Though President Clinton's economic ideas have drawn a lot of fire from Wall Street, his plan could well be a boon to the business of banks, brokers and other financial-services industries.
In the eyes of some of his critics on the Street, Clinton has presented himself as a Robin Hood intent on redistributing wealth according to a system of "fairness" that is open to dispute.At the same time, however, observers say there is a very real prospect that his proposals could lead to greater demand for a wide variety of Wall Street's merchandise, from municipal bonds to individual retirement accounts.
"Everyone's got a bellyache about Clinton's proposal," observed Ethan Siegel, a Washington analyst at Prudential Securities.
"While the market mulls over the proposal and its likely impact on the economy, I'd point out that there are pluses in the package that cannot be ignored.

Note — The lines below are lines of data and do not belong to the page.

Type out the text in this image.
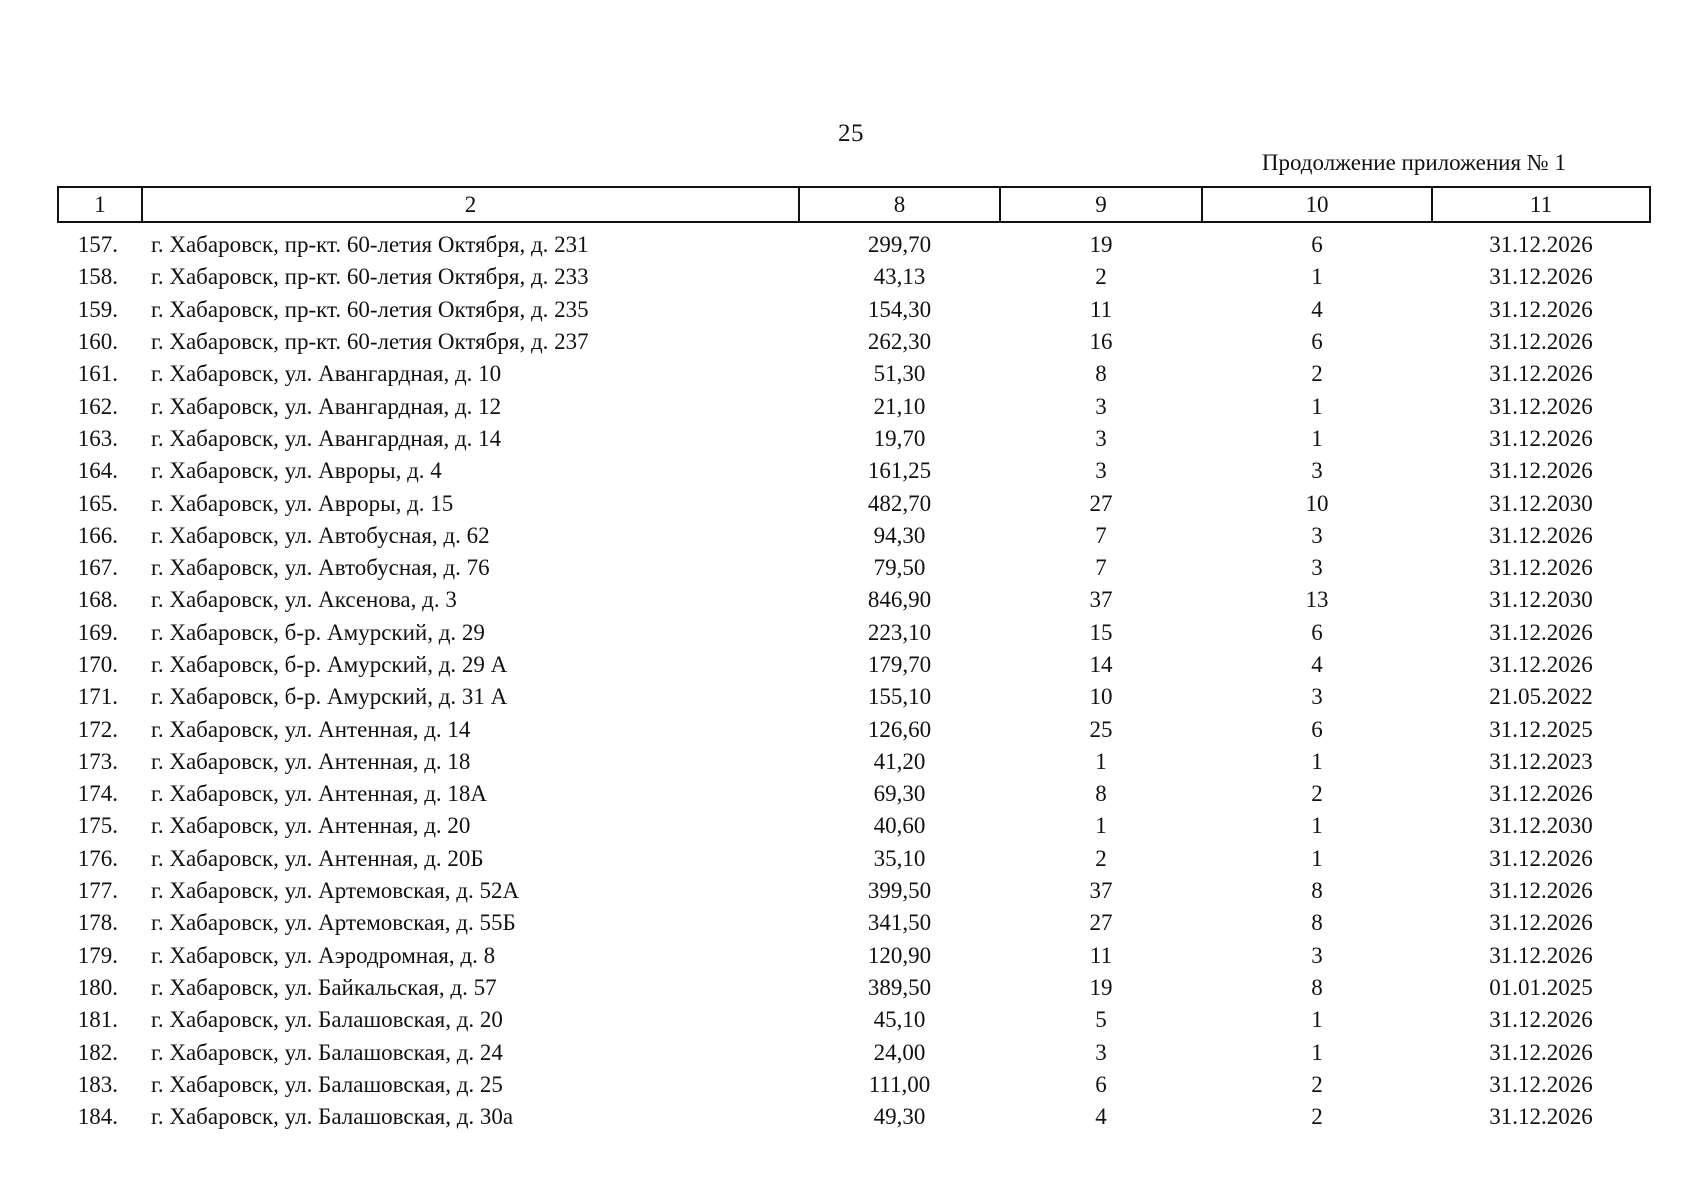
25
Продолжение приложения № 1
1	2	8	9	10	11
157.	г. Хабаровск, пр-кт. 60-летия Октября, д. 231	299,70	19	6	31.12.2026
158.	г. Хабаровск, пр-кт. 60-летия Октября, д. 233	43,13	2	1	31.12.2026
159.	г. Хабаровск, пр-кт. 60-летия Октября, д. 235	154,30	11	4	31.12.2026
160.	г. Хабаровск, пр-кт. 60-летия Октября, д. 237	262,30	16	6	31.12.2026
161.	г. Хабаровск, ул. Авангардная, д. 10	51,30	8	2	31.12.2026
162.	г. Хабаровск, ул. Авангардная, д. 12	21,10	3	1	31.12.2026
163.	г. Хабаровск, ул. Авангардная, д. 14	19,70	3	1	31.12.2026
164.	г. Хабаровск, ул. Авроры, д. 4	161,25	3	3	31.12.2026
165.	г. Хабаровск, ул. Авроры, д. 15	482,70	27	10	31.12.2030
166.	г. Хабаровск, ул. Автобусная, д. 62	94,30	7	3	31.12.2026
167.	г. Хабаровск, ул. Автобусная, д. 76	79,50	7	3	31.12.2026
168.	г. Хабаровск, ул. Аксенова, д. 3	846,90	37	13	31.12.2030
169.	г. Хабаровск, б-р. Амурский, д. 29	223,10	15	6	31.12.2026
170.	г. Хабаровск, б-р. Амурский, д. 29 А	179,70	14	4	31.12.2026
171.	г. Хабаровск, б-р. Амурский, д. 31 А	155,10	10	3	21.05.2022
172.	г. Хабаровск, ул. Антенная, д. 14	126,60	25	6	31.12.2025
173.	г. Хабаровск, ул. Антенная, д. 18	41,20	1	1	31.12.2023
174.	г. Хабаровск, ул. Антенная, д. 18А	69,30	8	2	31.12.2026
175.	г. Хабаровск, ул. Антенная, д. 20	40,60	1	1	31.12.2030
176.	г. Хабаровск, ул. Антенная, д. 20Б	35,10	2	1	31.12.2026
177.	г. Хабаровск, ул. Артемовская, д. 52А	399,50	37	8	31.12.2026
178.	г. Хабаровск, ул. Артемовская, д. 55Б	341,50	27	8	31.12.2026
179.	г. Хабаровск, ул. Аэродромная, д. 8	120,90	11	3	31.12.2026
180.	г. Хабаровск, ул. Байкальская, д. 57	389,50	19	8	01.01.2025
181.	г. Хабаровск, ул. Балашовская, д. 20	45,10	5	1	31.12.2026
182.	г. Хабаровск, ул. Балашовская, д. 24	24,00	3	1	31.12.2026
183.	г. Хабаровск, ул. Балашовская, д. 25	111,00	6	2	31.12.2026
184.	г. Хабаровск, ул. Балашовская, д. 30а	49,30	4	2	31.12.2026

"The overall message remains that there is going to be less Washington money for high-income retirees - in both pension and health-care benefits. As more and more people find it necessary to provide for their own retirements, this will be a plus for the mutual funds, the financial planners and the banks."
Analysts like Siegel raise these visions at a time when expectations for financial businesses are already on the rise.
As of late last week, Standard & Poor's index of financial stocks sported a 23.31 percent gain over the past 12 months.
That stood in sharp contrast to an advance of just 3.08 percent for S&P's index of industrial stocks, and a 6.88 percent rise overall for S&P's 500-stock composite index.
The financial group's performance reflects the fact that financial firms of many types have been recovering from the early-1990s credit crunch, and reviving their profitability, with help from falling interest rates.
As many analysts see it, these businesses also stand to benefit from demographic forces as the nation's population ages in the years ahead, dramatically increasing the size of the over-40 set. This is the group that has always provided many of Wall Street's best customers.
Richard Hoffman, chief investment strategist at Cowen & Co., cites as a primary market theme of the '90s "anything that 40-year-olds and above buy and use."
Clinton's proposals already have touched off a boom in the tax-exempt municipal bond business, based on the likelihood of higher tax brackets for upper-income individuals and couples.
By the same reasoning, people's appetites would stand to be whetted as well for annuities, life insurance, and retirement savings vehicles like IRAs, Keogh plans and employer-sponsored 401 plans - all of which offer some degree of shelter from taxes.
Siegel says ripple effects will likely reach other investment markets as well. "The Clinton proposal should be good for the real estate market with its easing of the passive loss rules, its easing of the rules that govern pension fund investment in commercial and debt-financed real estate, and its easing of the oversight regarding bank lending policies."